This summer’s drought has affected the harvest of forage for horses. Now horse owners are worried about a lack of feed for their animals during the winter.
During the spring and early summer, Sweden received unusually little rain, especially in the southern parts of the country. In May, for example, much of Skåne. Småland and Blekinge received only 10 to 25 percent of normal rainfall.
The lack of rain in turn meant that the production of grassland, i.e. different types of grass used as roughage for horses and other animals, was significantly affected. In Skåne, some farmers received only 20 to 30 percent of the normal harvest.
Horse owners in Sweden are now expressing concern about feed shortages for their animals, as farmers cannot promise the usual sales. Even at Roslövsholm Riding School and Farm in Flyinge, near Lund, the first harvest was small.
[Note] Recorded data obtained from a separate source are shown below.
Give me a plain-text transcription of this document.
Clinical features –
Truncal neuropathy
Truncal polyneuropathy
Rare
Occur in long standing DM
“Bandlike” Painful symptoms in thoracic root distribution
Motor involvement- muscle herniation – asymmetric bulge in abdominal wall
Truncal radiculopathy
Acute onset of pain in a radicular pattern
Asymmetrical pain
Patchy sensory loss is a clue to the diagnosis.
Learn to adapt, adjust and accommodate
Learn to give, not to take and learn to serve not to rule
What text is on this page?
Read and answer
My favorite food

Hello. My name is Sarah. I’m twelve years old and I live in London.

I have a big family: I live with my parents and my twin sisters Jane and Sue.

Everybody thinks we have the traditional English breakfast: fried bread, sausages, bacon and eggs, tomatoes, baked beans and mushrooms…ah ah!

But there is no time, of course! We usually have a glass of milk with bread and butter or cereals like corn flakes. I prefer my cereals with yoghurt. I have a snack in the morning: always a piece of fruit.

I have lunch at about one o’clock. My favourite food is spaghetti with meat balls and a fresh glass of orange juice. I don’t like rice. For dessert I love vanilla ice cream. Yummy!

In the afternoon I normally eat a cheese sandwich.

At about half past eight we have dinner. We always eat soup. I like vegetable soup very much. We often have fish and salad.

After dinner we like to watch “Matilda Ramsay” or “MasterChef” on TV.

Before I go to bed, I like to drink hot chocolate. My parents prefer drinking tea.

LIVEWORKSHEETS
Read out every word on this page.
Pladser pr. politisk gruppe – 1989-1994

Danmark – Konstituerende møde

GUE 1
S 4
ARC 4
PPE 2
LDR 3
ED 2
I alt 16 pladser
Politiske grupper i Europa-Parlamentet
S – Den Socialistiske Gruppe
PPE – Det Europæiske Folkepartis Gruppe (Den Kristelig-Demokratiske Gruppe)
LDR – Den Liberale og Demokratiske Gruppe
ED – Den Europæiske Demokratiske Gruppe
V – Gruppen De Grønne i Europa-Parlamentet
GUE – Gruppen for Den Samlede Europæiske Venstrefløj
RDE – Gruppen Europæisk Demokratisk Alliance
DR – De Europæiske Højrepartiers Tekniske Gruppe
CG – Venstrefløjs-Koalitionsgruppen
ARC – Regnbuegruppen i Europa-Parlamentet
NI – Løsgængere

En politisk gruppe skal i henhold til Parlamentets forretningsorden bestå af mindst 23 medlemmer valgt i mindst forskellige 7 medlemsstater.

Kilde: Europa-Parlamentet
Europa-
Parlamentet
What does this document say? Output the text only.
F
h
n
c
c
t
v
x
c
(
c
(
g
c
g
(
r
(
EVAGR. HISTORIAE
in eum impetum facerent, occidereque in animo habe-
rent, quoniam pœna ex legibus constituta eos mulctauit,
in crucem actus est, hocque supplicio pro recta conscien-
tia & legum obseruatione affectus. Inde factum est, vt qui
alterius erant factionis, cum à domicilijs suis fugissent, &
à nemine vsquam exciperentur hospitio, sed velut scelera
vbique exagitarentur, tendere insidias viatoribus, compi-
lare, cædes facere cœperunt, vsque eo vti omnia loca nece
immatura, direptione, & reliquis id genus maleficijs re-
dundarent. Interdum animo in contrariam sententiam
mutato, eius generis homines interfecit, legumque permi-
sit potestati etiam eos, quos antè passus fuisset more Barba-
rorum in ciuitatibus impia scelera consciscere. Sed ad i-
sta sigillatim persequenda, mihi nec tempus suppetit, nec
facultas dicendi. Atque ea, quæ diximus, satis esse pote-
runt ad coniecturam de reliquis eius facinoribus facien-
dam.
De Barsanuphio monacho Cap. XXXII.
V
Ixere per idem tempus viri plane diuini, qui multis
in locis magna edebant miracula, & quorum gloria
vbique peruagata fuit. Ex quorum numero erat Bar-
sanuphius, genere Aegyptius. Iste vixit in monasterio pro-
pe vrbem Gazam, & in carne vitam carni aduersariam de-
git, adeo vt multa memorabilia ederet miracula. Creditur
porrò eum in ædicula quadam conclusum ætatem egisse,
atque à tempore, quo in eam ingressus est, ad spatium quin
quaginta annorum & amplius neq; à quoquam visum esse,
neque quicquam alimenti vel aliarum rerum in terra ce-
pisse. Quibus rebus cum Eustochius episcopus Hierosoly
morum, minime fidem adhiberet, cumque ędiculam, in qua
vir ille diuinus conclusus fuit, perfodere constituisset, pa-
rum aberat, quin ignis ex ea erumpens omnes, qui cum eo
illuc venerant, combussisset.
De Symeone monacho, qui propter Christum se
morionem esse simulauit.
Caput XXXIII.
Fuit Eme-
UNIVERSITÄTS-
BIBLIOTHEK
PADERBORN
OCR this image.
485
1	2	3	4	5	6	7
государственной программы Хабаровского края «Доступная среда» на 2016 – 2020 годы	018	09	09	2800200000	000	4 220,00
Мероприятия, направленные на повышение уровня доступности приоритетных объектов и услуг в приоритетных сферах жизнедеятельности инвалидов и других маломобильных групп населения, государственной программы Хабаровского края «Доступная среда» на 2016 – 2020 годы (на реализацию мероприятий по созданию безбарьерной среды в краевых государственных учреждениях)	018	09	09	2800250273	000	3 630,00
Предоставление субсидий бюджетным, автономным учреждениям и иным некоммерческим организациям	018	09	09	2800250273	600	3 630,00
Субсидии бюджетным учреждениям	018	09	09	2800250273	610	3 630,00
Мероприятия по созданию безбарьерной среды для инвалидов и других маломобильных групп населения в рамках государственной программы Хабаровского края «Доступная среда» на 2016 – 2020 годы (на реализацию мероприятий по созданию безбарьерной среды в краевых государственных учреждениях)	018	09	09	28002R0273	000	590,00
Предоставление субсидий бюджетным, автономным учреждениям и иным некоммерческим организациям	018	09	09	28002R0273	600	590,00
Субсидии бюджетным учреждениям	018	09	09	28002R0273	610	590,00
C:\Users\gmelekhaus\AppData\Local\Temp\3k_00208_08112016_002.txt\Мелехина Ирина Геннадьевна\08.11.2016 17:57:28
– We had a small first crop. It’s always the biggest, so even though it’s rained now, it’s difficult to compensate for the lost harvest, Viktoria Östlund, development and sustainability manager at Flyinge Riding School and a member of LRF’s national board, told the Bonnier newspaper DN.
Even though the rain has calmed more people down, horse owners on social media and auction sites are looking for feed, some of which is being sent from other countries such as Poland.
– The acute drought may have subsided, but the effects of the drought are here and here to stay. They will be felt for a long time to come, says Jeanette Elander, industrial policy expert at the Swedish Farmers’ Association.
This summer’s drought is not the only recent difficulty in agriculture. Many have already experienced financial difficulties due to sharp increases in the price of electricity, fertilizer and fuel. Östlund says there is a clear risk that many horse owners will simply have to shut down.
– If the economy gets too tough, there is a risk that some will have to close down, but most importantly, it will initially be more expensive to ride at a riding school and to keep a horse.
However, Östlund believes that a second and third grassland harvest can be better than the first, but calls for better preparation for the future.